Connaissez-vous la dernière “révolution” Apple, la fonctionnalité qui amuse les utilisateurs du nouvel iPhone X ? À l’aide de filtres animés, elle consiste à appliquer sur le visage un masque de lapin, de panda ou de tout autre petit animal. Ce selfie animoji – c’est son nom – reproduit vos mimiques à la grimace près. Et emprunte votre voix dans des vidéos amusantes de quelques secondes que l’on peut s’envoyer par SMS. Cette prouesse, qui marie technologie et anthropomorphisme, est rendue possible grâce à une caméra TrueDepth. Il s’agit d’un capteur biométrique capable de cartographier votre visage à l’aide de 30 000 points invisibles (commissures des lèvres, yeux…) projetés sur celui-ci. Tout comme le font les systèmes de détection utilisés dans les aéroports pour assurer les contrôles d’identité. Sauf qu’ici, ces technologies d’authentification servent des desseins autrement plus futiles.

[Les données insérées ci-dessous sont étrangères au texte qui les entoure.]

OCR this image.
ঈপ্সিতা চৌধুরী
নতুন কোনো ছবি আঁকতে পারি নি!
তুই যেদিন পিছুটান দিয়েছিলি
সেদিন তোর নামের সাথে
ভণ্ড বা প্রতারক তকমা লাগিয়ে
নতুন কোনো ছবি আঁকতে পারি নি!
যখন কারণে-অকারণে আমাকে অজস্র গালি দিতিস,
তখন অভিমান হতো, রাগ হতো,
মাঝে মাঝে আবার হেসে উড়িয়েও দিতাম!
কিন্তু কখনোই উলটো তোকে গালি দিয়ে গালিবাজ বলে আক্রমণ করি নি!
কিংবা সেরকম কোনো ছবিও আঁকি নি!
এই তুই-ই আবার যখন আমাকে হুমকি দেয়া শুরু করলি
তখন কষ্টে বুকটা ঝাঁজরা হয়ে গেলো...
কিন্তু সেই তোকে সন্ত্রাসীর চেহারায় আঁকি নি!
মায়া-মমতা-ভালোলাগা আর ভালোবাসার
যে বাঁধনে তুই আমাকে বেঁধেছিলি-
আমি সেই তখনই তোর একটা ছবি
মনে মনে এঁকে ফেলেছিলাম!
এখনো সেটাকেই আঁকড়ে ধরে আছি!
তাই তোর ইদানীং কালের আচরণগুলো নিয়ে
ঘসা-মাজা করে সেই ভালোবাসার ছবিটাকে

Intimité connectée... Avant, la biométrie était un truc de policiers, d’agents de sécurité, d’ingénieurs. De scientifiques supersérieux, aussi, occupés à fabriquer des machines imposantes devant lesquelles il faut, en général, montrer papatte blanche sous peine de finir au poste. Aujourd’hui, ces mécanismes se font plus discrets et se nichent dans nos objets familiers. L’empreinte du pouce sert déjà à déverrouiller nombre de doudous-smartphones. Siri, système de reconnaissance vocale, vous parle. Les objets connectés, montres et bracelets, fonctionnent aussi à partir de nos caractéristiques physiques, de nos pulsions cardiaques ou de la température du corps. Depuis l’apparition du Like et des émojis, le Web est désormais affectif. Avec le développement de ces interfaces, la biométrie suit le même chemin, devenant émotionnelle. L’expression neutre de la photo de votre passeport est has been.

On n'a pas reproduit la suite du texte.